To find out more about the specific industry strategies for the control of Virus Yellows in sugar beet, see our pathway document.

What is gene editing?

Gene editing sees precision plant breeding techniques used to change a selected, very specific sequence within the genome of a crop.

It is different from genetic modification because no new genes from other species are incorporated into the plant; instead, changes are made to the plant’s own DNA. This process can and does happen in nature, but gene editing speeds up the process to deliver results faster.


Impact on growers

The disease is actually a complex of three viruses, spread by aphids and therefore very difficult to control. During 2020 UK growers suffered yield losses of up to 80%, making Virus Yellows disease the biggest current threat to the UK’s sugar beet sector.

With the impact of climate change bringing warmer and wetter winters, this provides a breeding ground for aphids over the winter months. Enabling early spread and infection of spring-sown sugar beet crops in the growing season.
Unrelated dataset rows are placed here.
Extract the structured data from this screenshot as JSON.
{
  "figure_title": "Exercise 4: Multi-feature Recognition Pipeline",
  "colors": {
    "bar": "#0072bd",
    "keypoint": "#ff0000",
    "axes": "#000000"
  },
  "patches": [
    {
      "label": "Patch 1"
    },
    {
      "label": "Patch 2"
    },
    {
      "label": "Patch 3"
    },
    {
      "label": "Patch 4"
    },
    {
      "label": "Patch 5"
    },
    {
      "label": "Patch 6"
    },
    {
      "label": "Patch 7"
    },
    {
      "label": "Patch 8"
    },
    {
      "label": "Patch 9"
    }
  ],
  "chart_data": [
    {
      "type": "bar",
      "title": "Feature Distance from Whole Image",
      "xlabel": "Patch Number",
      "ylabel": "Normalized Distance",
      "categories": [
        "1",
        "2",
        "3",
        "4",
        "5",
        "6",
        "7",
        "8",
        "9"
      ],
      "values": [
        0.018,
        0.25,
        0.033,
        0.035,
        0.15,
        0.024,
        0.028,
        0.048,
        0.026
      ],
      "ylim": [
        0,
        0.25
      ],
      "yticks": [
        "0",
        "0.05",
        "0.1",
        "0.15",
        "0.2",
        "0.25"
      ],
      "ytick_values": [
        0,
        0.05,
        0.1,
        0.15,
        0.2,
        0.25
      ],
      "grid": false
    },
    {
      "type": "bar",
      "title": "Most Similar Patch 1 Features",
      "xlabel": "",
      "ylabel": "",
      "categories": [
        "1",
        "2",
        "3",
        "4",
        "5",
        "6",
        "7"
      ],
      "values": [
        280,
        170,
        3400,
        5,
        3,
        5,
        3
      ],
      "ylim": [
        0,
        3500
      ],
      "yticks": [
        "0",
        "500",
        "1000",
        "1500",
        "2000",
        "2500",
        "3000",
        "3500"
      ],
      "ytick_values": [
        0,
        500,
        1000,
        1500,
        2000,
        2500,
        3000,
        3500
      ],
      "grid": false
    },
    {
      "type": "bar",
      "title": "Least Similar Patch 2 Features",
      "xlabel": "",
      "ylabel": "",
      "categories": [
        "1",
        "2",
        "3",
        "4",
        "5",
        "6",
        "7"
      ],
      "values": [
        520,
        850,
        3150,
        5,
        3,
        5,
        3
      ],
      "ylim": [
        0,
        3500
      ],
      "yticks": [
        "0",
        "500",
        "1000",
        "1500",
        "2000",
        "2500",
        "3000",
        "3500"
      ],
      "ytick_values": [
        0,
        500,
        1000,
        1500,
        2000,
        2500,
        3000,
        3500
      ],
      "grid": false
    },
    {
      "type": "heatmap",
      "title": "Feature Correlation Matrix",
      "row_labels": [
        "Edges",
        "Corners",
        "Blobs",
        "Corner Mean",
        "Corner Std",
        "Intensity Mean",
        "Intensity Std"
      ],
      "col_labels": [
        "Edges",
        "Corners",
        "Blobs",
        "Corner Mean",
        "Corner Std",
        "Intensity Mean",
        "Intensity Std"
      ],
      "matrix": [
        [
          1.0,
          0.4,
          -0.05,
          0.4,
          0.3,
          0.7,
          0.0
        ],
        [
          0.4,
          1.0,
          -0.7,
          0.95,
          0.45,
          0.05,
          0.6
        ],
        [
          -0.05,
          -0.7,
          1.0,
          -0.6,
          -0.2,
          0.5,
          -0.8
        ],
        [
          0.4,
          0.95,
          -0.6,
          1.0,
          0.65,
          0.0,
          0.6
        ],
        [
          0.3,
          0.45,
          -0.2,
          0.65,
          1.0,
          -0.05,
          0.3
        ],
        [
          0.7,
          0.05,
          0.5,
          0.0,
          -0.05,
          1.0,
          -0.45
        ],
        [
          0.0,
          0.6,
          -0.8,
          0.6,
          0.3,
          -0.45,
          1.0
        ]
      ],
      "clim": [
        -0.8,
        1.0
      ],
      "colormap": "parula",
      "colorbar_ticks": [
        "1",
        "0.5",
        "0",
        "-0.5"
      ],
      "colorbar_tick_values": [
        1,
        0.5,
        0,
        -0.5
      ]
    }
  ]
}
NFU Sugar Board member Alison Lawson said Virus Yellows is “one of the biggest risks” to her sugar beet growing business.

“The perfect storm of 2020 was devastating – we suffered yield losses of 30% across our planted area as well as drastic reductions in associated sugar content.

“We continue to battle against infection and crop losses, but with Virus Yellows representing a complex of three distinct viruses, this fight remains extremely challenging,” she said.

NFU Sugar Board Alison Lawson

Virus Yellows continues to constitute one of the biggest risks to my sugar beet growing business.”